Tuesday's two-page order from the Kansas Supreme Court, signed by Chief Justice Lawton Nuss, asks attorneys to address whether failure to have a jury decide the sentence amounted to a harmless error at trial. Among the nuances to consider is whether the evidence would have been sufficient to support the harsher sentence beyond a reasonable doubt.

If the errors aren't harmless, the justices are asking whether the appropriate recourse is the send the cases back to district court for resentencing.

The order applies to the appeals of defendants Matthew Astorga, Dustin Hilt, Jonell Lloyd and Eldier Molina. Astorga's case was one that was sent back to Kansas by the U.S. Supreme Court following its June ruling.

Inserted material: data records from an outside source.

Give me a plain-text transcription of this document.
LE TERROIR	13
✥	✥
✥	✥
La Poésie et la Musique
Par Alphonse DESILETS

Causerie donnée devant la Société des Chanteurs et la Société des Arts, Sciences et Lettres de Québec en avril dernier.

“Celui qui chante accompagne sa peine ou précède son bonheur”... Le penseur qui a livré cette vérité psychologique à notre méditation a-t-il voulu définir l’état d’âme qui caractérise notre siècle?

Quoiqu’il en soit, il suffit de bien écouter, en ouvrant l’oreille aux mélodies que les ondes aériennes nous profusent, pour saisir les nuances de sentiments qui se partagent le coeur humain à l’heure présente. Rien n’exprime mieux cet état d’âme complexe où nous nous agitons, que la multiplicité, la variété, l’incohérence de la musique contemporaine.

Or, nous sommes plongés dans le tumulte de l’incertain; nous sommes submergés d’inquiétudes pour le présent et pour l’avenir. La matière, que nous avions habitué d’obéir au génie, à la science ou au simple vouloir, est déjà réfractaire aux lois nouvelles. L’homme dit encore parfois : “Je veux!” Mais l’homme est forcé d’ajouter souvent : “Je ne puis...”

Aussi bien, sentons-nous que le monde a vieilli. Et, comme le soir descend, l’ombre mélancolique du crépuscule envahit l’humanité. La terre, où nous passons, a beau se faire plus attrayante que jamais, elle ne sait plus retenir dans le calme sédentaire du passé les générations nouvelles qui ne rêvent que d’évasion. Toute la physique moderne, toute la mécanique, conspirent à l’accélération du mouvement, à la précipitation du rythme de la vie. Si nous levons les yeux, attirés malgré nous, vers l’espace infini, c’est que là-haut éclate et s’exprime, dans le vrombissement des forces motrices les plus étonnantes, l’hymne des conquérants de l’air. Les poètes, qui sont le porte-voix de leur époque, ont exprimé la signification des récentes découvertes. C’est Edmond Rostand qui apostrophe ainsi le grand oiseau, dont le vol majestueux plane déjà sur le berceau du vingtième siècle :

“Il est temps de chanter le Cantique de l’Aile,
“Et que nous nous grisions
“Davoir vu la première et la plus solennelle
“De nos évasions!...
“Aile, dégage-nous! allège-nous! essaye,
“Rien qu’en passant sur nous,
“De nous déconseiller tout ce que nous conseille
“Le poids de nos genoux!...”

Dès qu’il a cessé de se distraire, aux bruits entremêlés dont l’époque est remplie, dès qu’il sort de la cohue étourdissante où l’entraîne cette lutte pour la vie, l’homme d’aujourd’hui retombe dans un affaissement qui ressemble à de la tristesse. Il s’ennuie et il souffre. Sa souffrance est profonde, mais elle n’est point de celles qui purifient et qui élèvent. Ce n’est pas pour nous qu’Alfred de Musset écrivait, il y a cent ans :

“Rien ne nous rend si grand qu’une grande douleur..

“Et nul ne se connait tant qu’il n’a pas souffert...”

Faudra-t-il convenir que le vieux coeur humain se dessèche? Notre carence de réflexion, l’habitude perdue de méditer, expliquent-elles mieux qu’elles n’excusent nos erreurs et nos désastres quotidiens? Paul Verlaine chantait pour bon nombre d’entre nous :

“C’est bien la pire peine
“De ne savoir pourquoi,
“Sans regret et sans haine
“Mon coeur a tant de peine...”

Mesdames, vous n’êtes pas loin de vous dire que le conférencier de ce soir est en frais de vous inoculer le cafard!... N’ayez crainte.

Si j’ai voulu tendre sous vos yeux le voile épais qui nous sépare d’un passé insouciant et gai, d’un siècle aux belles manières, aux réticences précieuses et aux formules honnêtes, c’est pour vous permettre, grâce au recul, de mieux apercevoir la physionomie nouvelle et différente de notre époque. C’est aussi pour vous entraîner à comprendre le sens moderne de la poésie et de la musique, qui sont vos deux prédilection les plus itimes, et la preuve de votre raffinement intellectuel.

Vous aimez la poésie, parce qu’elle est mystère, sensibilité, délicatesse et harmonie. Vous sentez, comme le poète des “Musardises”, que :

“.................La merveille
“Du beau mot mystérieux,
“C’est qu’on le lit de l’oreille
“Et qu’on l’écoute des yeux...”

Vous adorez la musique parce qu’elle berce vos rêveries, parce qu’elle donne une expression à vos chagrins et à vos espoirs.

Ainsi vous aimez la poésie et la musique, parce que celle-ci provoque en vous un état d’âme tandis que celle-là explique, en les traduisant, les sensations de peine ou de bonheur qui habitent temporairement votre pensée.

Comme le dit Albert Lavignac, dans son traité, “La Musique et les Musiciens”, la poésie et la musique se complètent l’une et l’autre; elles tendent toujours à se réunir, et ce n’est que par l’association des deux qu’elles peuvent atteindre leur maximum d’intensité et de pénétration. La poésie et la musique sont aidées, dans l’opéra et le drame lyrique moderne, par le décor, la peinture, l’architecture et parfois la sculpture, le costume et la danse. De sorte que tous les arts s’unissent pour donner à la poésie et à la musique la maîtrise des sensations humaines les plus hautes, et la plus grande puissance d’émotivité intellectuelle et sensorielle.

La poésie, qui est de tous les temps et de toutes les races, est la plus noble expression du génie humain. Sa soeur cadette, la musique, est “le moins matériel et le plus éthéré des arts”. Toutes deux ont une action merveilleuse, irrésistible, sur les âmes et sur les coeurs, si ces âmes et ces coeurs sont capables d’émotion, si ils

Attorneys for the state have argued that the changes made by legislators in September were procedural in nature and that the sentences should stand, or at the least, be sent back for a jury to consider, with the "Hard 50" still an option.

Defense attorneys argue that changes made to the law amount to a new crime and punishment that didn't exist until September and thus couldn't be applied to cases that were decided as much as a decade ago. If the justices agree with defense attorneys that the changes violate the U.S. Constitution, the sentences would be set aside and the penalty would revert to a mandatory 25-year sentence before parole consideration.

In Kansas, the only penalties tougher than the "Hard 50" are capital punishment and life without parole, the alternative to death in a capital case and a sentence also possible for some habitual sex offenders.